Bu dijital pazarda herkesin tezgâhı, kullanıcı adıdır. Paylaştıkları ise tezgâhın üzerinde satılığa çıkardıkları, prim yapacaklarını düşündükleri tavırlardır.

Günümüzün sosyal medya kullanımlarını nasıl değerlendirirsiniz?

Değerlendirilmeyecek kadar değer taşımayan kayıp değerlerimize değinirim.

Sosyal medya kullanıcılarının gözündeki değeri tartışılmaz olan takipçi ve beğeni sayılarına dair neler söylersiniz? Sizce sosyal medyanın esas unsuru nedir?

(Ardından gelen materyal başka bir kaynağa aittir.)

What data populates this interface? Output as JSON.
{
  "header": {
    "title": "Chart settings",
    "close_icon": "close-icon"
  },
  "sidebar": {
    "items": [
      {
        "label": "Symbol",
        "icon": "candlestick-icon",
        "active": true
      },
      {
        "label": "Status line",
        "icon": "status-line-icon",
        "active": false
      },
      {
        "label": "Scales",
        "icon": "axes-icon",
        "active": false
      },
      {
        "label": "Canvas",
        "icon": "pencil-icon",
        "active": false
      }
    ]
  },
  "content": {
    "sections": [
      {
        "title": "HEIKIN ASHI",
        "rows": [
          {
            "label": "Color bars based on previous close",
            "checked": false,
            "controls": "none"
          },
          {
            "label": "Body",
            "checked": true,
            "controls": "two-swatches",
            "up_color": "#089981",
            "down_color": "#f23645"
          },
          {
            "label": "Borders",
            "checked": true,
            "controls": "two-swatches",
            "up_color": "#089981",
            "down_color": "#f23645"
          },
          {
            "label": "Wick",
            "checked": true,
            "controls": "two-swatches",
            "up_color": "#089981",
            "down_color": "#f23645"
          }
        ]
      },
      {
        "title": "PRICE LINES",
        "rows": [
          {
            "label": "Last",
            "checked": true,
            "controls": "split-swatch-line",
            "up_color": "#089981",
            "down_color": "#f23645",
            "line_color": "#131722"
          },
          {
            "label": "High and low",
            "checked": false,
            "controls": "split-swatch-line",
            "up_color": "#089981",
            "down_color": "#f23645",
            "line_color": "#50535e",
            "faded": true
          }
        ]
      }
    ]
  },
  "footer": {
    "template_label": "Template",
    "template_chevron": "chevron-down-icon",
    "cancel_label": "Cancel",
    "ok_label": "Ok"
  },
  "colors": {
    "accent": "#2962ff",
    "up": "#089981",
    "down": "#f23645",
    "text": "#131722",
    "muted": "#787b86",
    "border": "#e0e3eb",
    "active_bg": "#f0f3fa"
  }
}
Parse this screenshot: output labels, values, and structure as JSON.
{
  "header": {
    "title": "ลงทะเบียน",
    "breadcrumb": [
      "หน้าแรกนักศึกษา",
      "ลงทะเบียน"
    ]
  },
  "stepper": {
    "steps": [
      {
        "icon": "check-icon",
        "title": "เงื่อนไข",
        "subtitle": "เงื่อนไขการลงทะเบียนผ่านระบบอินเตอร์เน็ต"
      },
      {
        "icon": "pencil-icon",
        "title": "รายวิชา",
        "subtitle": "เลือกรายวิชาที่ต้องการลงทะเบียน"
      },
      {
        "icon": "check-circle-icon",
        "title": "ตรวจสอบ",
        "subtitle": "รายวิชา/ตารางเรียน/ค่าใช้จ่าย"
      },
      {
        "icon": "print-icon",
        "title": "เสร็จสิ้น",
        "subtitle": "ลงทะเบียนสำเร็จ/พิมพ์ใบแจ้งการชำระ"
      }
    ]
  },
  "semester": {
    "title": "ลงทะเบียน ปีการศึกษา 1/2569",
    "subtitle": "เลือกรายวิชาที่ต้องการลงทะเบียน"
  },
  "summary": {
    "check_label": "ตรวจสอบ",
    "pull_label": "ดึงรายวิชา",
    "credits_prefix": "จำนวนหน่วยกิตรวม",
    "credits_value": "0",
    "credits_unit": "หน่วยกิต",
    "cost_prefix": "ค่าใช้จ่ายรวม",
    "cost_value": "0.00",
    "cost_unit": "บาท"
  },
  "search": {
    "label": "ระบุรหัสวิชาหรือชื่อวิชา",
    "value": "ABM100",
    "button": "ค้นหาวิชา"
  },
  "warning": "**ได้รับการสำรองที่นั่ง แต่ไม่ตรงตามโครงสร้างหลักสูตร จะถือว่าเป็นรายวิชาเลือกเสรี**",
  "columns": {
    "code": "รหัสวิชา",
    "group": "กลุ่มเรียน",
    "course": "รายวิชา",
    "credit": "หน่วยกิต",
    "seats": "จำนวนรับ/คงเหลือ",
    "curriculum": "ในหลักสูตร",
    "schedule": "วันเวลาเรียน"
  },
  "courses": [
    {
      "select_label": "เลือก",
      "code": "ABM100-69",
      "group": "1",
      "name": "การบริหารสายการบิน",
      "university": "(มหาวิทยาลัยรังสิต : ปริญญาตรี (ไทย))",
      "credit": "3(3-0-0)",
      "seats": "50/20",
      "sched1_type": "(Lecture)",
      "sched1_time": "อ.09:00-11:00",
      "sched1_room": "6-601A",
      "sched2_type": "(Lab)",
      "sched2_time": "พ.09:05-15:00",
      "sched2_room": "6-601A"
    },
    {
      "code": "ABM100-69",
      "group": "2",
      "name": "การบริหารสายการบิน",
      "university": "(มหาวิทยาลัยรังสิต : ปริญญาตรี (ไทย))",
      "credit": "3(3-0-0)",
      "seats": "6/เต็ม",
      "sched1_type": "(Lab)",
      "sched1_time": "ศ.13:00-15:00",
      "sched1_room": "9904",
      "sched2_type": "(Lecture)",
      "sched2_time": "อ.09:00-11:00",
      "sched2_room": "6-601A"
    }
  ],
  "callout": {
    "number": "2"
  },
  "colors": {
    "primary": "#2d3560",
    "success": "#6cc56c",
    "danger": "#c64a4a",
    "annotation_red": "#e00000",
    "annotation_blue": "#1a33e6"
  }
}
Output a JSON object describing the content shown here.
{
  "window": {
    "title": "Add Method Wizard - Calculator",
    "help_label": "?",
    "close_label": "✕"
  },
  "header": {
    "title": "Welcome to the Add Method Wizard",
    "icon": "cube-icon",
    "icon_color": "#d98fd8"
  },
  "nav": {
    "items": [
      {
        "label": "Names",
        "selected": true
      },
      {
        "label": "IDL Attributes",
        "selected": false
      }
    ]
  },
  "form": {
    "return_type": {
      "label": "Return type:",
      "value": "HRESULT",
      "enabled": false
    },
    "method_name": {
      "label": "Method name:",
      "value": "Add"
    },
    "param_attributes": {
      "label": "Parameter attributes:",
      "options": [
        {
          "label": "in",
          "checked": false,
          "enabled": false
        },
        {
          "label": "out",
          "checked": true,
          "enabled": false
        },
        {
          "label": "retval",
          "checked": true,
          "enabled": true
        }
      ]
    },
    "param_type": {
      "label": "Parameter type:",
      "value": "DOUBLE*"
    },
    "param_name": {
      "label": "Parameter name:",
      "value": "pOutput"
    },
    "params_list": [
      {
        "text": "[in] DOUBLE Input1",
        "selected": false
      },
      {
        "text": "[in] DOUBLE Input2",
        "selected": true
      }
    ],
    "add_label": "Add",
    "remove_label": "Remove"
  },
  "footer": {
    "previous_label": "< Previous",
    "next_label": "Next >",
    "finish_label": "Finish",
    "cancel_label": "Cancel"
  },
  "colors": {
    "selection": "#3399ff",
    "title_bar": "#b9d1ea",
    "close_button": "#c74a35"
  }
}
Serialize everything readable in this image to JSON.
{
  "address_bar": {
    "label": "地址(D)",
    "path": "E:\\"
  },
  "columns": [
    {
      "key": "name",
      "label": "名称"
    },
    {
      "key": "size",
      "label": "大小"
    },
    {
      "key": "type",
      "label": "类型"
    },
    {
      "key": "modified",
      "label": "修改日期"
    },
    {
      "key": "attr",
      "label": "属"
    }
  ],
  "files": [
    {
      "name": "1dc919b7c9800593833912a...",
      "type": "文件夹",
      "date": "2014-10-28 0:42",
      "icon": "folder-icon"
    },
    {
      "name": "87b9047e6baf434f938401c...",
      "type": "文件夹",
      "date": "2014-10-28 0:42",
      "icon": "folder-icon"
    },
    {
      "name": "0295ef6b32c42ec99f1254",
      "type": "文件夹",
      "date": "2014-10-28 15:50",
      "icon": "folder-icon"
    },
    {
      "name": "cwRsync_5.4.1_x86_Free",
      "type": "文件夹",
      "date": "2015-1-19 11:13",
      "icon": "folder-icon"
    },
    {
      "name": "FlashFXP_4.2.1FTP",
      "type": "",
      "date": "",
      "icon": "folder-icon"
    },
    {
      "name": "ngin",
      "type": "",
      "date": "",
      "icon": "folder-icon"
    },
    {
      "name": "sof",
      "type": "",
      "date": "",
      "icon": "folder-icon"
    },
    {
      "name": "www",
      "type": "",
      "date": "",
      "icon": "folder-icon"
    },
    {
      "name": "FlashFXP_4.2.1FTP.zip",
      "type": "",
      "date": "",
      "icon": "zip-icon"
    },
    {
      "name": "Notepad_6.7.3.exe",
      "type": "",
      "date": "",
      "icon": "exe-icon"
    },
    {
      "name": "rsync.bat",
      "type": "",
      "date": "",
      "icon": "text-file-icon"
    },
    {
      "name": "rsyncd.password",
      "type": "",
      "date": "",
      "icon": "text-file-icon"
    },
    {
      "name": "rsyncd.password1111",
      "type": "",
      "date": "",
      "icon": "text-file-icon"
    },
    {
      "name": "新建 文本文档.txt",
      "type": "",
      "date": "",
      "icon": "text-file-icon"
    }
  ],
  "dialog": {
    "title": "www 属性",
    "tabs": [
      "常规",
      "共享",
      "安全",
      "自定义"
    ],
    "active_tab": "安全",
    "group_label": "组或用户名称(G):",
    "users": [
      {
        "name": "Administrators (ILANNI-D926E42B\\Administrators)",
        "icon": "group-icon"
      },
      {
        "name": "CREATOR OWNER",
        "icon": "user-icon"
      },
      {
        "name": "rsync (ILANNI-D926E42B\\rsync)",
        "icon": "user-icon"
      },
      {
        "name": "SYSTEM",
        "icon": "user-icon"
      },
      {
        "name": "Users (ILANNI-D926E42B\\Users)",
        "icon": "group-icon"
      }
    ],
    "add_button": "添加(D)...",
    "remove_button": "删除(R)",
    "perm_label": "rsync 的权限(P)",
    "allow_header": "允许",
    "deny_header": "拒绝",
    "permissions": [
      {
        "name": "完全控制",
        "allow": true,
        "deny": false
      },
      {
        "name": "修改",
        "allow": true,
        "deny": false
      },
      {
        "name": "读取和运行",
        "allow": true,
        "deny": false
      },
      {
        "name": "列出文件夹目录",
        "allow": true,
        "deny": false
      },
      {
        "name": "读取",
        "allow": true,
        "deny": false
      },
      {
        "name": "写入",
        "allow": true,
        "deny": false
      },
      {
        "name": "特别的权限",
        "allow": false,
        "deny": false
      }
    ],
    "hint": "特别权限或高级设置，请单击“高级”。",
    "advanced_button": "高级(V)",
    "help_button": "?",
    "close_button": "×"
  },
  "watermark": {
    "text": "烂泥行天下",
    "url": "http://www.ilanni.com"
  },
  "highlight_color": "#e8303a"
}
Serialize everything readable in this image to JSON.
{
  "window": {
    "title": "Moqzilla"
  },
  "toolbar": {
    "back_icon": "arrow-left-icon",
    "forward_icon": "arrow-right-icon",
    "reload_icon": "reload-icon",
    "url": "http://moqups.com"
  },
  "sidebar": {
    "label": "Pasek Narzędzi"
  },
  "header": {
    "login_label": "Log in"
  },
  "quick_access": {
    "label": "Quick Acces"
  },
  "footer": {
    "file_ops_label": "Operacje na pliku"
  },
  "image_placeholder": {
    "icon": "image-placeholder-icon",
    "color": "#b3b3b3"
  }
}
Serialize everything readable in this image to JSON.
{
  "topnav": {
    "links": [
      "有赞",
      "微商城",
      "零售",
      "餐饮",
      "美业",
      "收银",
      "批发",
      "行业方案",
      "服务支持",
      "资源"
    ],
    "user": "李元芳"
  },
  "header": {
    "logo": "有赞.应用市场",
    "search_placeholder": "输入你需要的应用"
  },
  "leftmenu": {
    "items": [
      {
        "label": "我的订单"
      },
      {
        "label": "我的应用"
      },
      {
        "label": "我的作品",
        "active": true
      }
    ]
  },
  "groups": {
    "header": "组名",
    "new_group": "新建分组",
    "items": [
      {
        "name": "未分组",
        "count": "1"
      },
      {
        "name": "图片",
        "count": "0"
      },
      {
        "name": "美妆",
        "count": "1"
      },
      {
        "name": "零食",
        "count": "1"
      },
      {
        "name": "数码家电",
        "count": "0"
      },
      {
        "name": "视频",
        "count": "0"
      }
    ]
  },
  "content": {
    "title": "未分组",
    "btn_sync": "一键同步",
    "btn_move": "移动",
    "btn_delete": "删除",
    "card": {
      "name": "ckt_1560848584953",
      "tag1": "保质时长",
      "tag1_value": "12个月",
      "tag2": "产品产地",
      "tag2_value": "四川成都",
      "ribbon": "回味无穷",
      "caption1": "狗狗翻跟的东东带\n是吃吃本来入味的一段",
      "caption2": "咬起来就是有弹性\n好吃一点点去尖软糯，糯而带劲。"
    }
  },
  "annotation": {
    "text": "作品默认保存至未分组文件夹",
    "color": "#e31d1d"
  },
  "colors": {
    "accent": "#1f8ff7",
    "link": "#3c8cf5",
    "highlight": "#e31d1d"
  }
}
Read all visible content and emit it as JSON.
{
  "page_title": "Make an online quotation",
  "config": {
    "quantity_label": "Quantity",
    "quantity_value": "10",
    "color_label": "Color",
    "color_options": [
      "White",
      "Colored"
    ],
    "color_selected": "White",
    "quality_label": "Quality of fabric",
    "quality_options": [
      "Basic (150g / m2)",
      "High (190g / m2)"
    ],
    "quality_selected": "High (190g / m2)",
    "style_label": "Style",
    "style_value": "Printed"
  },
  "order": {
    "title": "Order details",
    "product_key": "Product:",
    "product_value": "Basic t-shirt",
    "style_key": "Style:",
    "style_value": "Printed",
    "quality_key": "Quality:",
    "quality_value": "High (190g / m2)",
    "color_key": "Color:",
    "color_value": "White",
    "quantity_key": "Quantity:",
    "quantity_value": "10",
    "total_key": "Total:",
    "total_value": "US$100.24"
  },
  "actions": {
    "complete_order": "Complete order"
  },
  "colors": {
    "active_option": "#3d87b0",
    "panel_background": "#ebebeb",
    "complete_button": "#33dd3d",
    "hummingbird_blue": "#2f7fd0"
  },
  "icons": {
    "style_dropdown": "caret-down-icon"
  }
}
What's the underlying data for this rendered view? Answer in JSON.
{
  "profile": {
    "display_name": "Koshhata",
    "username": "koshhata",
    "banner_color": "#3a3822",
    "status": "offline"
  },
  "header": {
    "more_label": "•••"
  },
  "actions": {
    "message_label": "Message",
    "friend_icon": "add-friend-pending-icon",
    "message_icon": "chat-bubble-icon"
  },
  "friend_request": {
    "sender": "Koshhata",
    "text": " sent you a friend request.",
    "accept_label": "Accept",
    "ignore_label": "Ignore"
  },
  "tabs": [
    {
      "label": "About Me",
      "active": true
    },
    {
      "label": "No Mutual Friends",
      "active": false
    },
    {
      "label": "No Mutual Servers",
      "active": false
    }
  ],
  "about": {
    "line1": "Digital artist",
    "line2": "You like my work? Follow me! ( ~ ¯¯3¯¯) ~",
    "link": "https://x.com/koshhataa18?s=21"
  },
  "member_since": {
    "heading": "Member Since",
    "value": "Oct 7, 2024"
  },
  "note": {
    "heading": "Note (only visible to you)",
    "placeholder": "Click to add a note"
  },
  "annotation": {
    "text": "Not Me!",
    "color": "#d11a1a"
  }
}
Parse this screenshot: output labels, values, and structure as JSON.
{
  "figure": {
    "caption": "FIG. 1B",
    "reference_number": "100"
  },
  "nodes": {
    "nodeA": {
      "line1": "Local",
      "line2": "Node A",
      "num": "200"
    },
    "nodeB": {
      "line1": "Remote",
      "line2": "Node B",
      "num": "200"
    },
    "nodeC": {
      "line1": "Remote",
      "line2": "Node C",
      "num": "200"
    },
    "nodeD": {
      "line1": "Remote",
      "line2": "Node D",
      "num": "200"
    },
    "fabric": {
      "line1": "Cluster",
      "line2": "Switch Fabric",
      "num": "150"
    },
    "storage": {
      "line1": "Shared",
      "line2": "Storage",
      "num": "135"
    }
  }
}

Utanç tablosu olan ahlak erozyonu için sunduğumuz gerekçelere gelirsek bugün bilim adamları, sanatkârlar, ressamlar, filozoflar, yazarlar, kısacası topluma faydalı kişilerin takipçi sayıları yüz binleri geçmezken; manzaranın öteki tarafında hiçbir meziyete sahip olmayan, sadece bedeni üzerinden birtakım teşhirler yapan çıplak tarafların takipçi sayılarının milyonları bulduğu gerçeği, yüzümüze vurmaktadır. Toplumumuzun zihniyet seviyesinin ne kadar altında olduğu, yadsınamaz bir gerçektir.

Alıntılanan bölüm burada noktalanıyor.